Réduire les effets du stress thermique par l’alimentation
Pour aider les animaux lorsque le thermomètre s’affole, voici quatre actions à effet immédiat pour améliorer la nutrition et la productivité des ovins.
1 Adapter les rythmes de distribution
Lorsqu’un mouton mange et digère, il produit de l’extra-chaleur, ce qui devient problématique quand la température ambiante est déjà trop élevée. Pour compenser ce problème, il utilise deux mécanismes comportementaux qui peuvent être reproduits dans l’élevage. Premièrement, fractionner la ration en plusieurs repas permet de diminuer l’ampleur des pics d’extra-chaleur. Il faut compter au minimum deux repas pour les animaux en production et en fin de gestation.
Deuxièmement, en modifiant les horaires de service des repas, on évite les heures chaudes de la journée. Les meilleurs moments sont lorsque le soleil disparaît à l’horizon (les ovins aiment manger en soirée et la nuit durant l’été) puis le matin, trois heures avant que les rayons du soleil n’atteignent la bergerie. Les bâtiments d’élevage équipés pour limiter la chaleur ressentie par les ovins pourront nourrir également en milieu de journée.

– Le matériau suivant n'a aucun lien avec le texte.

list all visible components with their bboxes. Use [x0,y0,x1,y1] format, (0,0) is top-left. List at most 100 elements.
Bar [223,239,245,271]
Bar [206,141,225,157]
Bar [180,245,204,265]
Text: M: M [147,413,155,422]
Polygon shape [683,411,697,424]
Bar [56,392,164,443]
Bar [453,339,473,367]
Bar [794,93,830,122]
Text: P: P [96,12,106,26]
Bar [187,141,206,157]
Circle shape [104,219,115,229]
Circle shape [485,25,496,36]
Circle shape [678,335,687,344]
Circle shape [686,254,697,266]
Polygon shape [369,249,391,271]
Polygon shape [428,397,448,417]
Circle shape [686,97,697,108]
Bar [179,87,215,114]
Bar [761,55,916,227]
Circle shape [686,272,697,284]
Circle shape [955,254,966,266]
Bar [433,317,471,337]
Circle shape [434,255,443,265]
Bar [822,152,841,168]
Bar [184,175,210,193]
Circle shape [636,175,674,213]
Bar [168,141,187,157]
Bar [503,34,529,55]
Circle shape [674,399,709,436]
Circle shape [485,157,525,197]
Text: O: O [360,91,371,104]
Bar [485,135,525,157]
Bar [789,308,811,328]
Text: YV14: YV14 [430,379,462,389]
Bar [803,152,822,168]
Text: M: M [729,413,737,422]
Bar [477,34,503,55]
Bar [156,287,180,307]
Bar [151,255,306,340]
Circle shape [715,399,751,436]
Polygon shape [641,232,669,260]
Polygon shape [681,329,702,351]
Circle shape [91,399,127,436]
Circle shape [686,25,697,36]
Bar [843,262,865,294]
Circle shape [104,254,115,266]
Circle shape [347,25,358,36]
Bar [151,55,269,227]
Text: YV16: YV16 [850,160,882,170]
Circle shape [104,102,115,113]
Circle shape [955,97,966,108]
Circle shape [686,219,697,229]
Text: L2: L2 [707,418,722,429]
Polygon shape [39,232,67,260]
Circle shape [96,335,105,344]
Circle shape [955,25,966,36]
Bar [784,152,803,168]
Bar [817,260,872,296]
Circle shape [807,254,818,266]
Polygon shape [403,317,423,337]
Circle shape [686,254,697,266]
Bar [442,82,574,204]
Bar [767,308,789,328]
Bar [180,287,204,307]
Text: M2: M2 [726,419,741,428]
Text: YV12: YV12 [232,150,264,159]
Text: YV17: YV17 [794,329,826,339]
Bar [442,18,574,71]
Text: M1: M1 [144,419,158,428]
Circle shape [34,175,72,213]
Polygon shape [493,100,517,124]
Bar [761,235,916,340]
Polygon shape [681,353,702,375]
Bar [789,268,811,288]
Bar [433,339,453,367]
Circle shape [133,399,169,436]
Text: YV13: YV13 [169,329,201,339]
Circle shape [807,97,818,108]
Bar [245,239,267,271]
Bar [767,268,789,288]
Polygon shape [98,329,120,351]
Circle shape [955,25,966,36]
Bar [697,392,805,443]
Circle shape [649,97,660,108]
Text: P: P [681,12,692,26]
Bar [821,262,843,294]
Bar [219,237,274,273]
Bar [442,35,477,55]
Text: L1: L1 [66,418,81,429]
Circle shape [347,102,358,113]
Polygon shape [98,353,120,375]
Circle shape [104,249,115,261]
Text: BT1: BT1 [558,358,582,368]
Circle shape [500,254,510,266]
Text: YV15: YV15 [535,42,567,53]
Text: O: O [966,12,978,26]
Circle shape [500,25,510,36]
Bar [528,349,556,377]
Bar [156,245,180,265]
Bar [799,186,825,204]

2 Densifier les rations sans basculer dans l’acidose
Les ovins réduisent leur ingestion et compensent en cherchant des aliments plus riches lorsqu’ils ont chaud. Mais attention, contrairement à ce qu’on peut entendre, ce n’est pas une invitation à sur-concentrer n’importe quelle ration ! On distingue trois cas de figure. Pour les rations basses ou sur les parcours naturels dont la qualité baisse avec la chaleur, on ajoute un complément équilibré en énergie et protéines. Pour la préparation à l’agnelage, on démarre progressivement la ration deux mois avant terme, car la chaleur limite l’efficacité alimentaire durant cette période critique. Sur des rations de lactation ou d’engraissement déjà poussées, on évite d’ajouter des céréales. On favorise la coque de soja, la pulpe de betterave, les matières grasses et le monopropylène glycol.
3 Jouer sur les compléments alimentaires
On ajoute un produit contenant du sodium (sel et bicarbonate), du potassium et du magnésium sous des formes alcalinisantes pour augmenter l’ingestion, la production laitière et le taux butyreux des brebis en lactation (ne pas distribuer avant agnelage). Ces éléments luttent contre les écarts acidobasiques du sang et du rumen et stimulent l’abreuvement. D’autres compléments sont également bénéfiques : des antioxydants pour limiter le stress cellulaire (un cocktail de vitamines A, E, C, zinc et sélénium), un hépatoprotecteur si les brebis maigrissent, et des levures vivantes Saccharomyces cerevisiae qui luttent contre l’acidose ruminale lactique.
4 Augmenter les capacités d’abreuvement
L’eau est l’ingrédient n° 1 des rations. Pourtant, l’abreuvement est encore un facteur limitant dans beaucoup d’élevages. On porte une attention particulière aux animaux productifs : leurs besoins hydriques s’élèvent dès le milieu de gestation, en lactation, en engraissement et, de manière générale, lorsqu’ils consomment des rations riches. En bâtiment l’été, on leur ajoute de grands bacs d’eau à niveau constant au centre des espaces de vie, avec des pierres de sel blanc à proximité.